2 Cultura, uma breve introdução

Para Ortega não se pode pensar a cultura desvinculada da vida. Em Cultura y Vida, o pensador constata que o Racionalismo e o Idealismo, deixam de lado aspectos importantes da vida dando ênfase a uma razão pura. No Racionalismo fica-se com a verdade imóvel do pensamento e abandona a vida, já no Idealismo prefere-se a mobilidade da idéia que a imutável verdade, mas também aí a vida fica de fora.
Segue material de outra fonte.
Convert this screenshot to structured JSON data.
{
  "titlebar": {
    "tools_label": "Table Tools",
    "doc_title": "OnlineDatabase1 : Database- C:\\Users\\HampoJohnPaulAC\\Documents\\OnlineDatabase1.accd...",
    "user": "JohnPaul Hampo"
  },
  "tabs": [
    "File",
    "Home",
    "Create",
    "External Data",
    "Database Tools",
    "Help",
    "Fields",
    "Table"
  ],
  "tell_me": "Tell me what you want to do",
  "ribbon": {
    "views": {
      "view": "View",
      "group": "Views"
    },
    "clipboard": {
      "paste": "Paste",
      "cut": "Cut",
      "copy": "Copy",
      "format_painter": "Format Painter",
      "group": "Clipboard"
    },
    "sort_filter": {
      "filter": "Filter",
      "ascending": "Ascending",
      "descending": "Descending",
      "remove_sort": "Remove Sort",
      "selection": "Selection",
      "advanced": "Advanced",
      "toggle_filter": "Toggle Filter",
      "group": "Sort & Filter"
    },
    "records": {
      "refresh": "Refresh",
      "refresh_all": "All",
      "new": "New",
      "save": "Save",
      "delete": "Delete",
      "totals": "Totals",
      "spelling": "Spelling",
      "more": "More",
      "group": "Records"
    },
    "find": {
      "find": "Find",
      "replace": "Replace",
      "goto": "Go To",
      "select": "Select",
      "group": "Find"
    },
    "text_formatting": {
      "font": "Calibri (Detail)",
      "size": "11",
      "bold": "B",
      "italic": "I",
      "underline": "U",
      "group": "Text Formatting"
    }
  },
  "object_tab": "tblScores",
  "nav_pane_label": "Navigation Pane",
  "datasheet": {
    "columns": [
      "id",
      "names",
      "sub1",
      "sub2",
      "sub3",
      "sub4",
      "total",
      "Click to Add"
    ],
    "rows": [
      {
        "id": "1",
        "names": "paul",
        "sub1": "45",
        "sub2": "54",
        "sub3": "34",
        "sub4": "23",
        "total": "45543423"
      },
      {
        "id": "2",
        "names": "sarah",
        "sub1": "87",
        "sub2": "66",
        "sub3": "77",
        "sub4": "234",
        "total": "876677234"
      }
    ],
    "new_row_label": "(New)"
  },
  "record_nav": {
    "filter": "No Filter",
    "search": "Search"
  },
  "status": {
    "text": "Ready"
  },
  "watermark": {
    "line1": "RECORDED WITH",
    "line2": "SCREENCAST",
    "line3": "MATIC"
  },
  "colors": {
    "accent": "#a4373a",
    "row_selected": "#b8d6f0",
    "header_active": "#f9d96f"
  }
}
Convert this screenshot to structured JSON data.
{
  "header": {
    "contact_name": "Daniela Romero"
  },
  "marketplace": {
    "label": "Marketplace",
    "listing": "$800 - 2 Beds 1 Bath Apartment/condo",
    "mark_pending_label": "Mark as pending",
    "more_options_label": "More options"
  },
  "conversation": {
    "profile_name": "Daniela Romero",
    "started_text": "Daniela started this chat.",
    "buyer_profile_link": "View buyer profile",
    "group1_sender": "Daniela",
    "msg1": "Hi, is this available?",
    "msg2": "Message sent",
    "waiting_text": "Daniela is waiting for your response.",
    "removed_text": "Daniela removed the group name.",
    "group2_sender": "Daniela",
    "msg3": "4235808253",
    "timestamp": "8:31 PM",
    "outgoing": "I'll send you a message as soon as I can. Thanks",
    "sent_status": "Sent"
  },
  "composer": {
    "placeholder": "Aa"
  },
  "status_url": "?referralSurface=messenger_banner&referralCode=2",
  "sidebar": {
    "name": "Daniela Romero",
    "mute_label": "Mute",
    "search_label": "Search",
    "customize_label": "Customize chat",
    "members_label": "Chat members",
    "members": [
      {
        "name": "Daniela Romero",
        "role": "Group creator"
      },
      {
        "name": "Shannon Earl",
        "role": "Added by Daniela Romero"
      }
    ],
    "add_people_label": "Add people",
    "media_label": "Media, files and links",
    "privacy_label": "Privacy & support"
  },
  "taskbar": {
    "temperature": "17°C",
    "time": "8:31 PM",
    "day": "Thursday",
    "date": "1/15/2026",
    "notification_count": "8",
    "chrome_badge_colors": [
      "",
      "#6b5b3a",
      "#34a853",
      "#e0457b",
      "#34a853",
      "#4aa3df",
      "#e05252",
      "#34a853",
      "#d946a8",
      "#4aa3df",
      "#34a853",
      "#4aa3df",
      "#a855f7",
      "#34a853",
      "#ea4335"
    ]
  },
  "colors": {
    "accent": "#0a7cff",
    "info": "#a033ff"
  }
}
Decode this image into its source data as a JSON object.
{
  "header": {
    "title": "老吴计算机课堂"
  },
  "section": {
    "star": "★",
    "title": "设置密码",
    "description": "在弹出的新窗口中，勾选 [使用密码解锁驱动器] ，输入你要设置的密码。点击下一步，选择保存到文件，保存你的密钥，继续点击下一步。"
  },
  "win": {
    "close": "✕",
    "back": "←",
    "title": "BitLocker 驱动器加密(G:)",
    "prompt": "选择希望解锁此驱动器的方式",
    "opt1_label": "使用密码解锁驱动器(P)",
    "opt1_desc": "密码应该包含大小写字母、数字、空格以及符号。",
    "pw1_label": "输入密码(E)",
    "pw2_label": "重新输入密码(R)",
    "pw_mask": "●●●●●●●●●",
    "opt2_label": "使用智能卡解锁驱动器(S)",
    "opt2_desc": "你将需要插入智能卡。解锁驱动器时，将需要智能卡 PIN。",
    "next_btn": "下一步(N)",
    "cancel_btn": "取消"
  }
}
Para o filósofo não há como separar a verdade da fluência da vida, como se vê no texto que se segue:

Esta velha discórdia está resolvida desde logo, não entendemos como pode falar-se de uma vida humana a que se tenha amputado o órgão da verdade, nem de uma verdade, que para existir necessita previamente desalojar a fluência vital”. Ortega y Gasset, José. Cultura y vida. P. 163.

 Os fenômenos vitais são dotados de um duplo comando, por um lado são produtos espontâneos do sujeito, tendo sua causa “dentro do indivíduo”, por outro lado depende de uma adequação à leis objetivas da cultura, portanto os fenômenos vitais dependem das duas dimensões. Dessa forma as funções vitais – atos subjetivos, que realizam “leis objetivas”, que em si levam a condição de ajustar-se a um regime, constituem a cultura.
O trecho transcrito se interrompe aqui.